Der Narr ist ja jemand, der „närrische“, also verdrehte, einfältig-überzeichnete Dinge tut, und mit seinen Späßen den „Normalen“ den Spiegel vorhält. Narrenfreiheit nennt man die Art der Rede, die auf nichts und niemanden Rücksicht nehmen muss – und genau so ist die Sitzung des Gonsenheimer Carnevals-Vereins in dieser Kampagne: zutiefst närrisch. Da wird dem Volk aufs Maul geschaut, Grantlern der Spiegel vorgehalten und den Politikern die Leviten gelesen. Garniert mit viel Musik, Schwung und närrischen Römern – es war mal wieder ein Fest in der Turnhalle in Gunsenum.
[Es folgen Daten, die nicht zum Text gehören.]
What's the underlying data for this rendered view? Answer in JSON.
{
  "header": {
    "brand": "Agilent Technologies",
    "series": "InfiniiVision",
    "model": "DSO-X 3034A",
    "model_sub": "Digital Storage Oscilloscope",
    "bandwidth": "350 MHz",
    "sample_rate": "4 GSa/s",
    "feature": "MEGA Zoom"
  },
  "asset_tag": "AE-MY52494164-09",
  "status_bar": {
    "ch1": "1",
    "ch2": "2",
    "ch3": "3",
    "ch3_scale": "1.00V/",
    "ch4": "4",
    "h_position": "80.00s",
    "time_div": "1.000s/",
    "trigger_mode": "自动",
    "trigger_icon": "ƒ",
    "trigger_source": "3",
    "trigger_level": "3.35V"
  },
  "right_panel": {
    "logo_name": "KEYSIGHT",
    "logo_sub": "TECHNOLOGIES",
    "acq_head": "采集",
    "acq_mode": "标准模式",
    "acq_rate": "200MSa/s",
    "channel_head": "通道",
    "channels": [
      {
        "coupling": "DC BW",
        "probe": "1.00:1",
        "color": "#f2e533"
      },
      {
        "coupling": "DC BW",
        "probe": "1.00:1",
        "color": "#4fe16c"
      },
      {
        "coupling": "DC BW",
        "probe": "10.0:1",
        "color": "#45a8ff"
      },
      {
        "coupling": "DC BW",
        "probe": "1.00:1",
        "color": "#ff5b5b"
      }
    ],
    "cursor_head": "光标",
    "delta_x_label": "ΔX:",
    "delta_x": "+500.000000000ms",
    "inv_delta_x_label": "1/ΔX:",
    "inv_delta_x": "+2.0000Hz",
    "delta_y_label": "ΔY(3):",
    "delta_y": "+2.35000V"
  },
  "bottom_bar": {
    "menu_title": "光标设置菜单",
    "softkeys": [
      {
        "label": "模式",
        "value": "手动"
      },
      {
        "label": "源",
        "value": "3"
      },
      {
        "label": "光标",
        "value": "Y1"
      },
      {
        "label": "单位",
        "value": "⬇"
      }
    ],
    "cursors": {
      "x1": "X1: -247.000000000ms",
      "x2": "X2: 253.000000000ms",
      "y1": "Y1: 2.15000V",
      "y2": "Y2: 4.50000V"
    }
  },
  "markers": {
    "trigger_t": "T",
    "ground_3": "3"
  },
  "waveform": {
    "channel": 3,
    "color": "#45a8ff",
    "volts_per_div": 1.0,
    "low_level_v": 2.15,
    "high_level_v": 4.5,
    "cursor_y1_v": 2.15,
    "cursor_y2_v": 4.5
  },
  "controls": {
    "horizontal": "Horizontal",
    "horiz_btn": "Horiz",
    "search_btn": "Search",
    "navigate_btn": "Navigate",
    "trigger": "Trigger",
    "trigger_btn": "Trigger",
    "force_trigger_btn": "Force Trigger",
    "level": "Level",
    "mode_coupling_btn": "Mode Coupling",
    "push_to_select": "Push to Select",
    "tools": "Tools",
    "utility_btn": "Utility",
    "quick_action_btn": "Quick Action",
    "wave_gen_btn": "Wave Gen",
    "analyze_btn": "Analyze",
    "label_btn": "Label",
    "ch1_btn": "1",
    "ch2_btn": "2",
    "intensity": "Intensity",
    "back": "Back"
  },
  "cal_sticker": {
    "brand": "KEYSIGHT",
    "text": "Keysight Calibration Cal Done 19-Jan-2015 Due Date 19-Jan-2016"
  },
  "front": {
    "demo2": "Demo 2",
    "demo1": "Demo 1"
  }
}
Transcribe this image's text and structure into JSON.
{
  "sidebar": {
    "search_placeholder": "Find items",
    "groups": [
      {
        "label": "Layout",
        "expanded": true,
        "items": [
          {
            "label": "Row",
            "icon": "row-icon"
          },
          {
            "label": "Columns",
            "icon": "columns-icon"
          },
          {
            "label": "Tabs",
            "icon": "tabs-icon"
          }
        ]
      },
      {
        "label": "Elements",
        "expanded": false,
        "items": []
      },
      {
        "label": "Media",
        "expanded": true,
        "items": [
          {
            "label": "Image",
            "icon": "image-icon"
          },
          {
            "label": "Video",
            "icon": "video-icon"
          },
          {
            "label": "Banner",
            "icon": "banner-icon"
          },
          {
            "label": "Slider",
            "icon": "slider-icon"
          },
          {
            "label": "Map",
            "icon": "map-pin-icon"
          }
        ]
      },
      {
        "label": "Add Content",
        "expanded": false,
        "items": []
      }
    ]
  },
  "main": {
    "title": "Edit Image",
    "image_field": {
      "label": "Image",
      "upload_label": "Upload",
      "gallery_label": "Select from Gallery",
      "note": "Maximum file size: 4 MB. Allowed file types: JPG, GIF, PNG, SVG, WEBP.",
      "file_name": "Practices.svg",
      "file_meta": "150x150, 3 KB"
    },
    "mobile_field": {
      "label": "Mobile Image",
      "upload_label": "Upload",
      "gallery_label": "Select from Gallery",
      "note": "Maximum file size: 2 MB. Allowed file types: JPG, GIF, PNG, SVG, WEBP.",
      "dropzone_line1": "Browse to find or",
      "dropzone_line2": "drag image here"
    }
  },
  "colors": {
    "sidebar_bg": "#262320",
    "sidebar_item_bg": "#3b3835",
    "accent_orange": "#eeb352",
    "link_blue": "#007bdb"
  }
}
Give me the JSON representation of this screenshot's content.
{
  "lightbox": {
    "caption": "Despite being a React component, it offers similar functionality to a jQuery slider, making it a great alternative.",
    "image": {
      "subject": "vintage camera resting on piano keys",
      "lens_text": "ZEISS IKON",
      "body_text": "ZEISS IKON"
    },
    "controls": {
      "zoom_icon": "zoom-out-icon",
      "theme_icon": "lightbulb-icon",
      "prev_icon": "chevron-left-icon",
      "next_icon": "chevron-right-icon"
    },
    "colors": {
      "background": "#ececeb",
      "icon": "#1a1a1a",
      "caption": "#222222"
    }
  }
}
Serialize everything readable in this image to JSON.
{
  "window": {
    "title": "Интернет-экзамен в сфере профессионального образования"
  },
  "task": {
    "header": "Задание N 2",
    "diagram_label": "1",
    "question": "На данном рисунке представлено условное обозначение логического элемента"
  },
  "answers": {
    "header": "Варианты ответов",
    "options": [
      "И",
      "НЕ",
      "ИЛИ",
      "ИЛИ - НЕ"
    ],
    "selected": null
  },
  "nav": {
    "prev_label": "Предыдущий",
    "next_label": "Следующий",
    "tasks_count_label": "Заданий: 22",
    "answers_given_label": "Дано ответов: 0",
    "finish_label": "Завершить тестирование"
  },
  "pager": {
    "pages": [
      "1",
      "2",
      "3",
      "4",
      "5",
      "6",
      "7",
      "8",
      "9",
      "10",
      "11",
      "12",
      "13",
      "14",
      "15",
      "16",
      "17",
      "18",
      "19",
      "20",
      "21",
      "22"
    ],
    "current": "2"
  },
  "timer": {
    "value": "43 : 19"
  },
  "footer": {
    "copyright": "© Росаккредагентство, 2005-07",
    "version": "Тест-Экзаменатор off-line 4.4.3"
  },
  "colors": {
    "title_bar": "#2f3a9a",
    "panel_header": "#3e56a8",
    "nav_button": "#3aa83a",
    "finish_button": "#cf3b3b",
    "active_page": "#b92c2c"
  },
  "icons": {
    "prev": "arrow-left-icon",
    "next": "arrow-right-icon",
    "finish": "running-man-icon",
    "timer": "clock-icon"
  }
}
Sitzungspräsident Grom mit Narrenstandardte

Narren im Zeichen Roms – GCV-Sitzungspräsident Sebastian Grom – Foto: gik

Der Gonsenheimer Carnevals Verein, sagte Sitzungspräsident Sebastian Grom, sei „der tollste, innovativste, bescheidensten“ aller Vereine – und schon waren wir mitttendrin in der Narretei. Denn in Gonsenheim nimmt man nicht nur andere auf die Schippe, sondern gerne und oft auch sich selbst – respektlos, humorvoll und bissig.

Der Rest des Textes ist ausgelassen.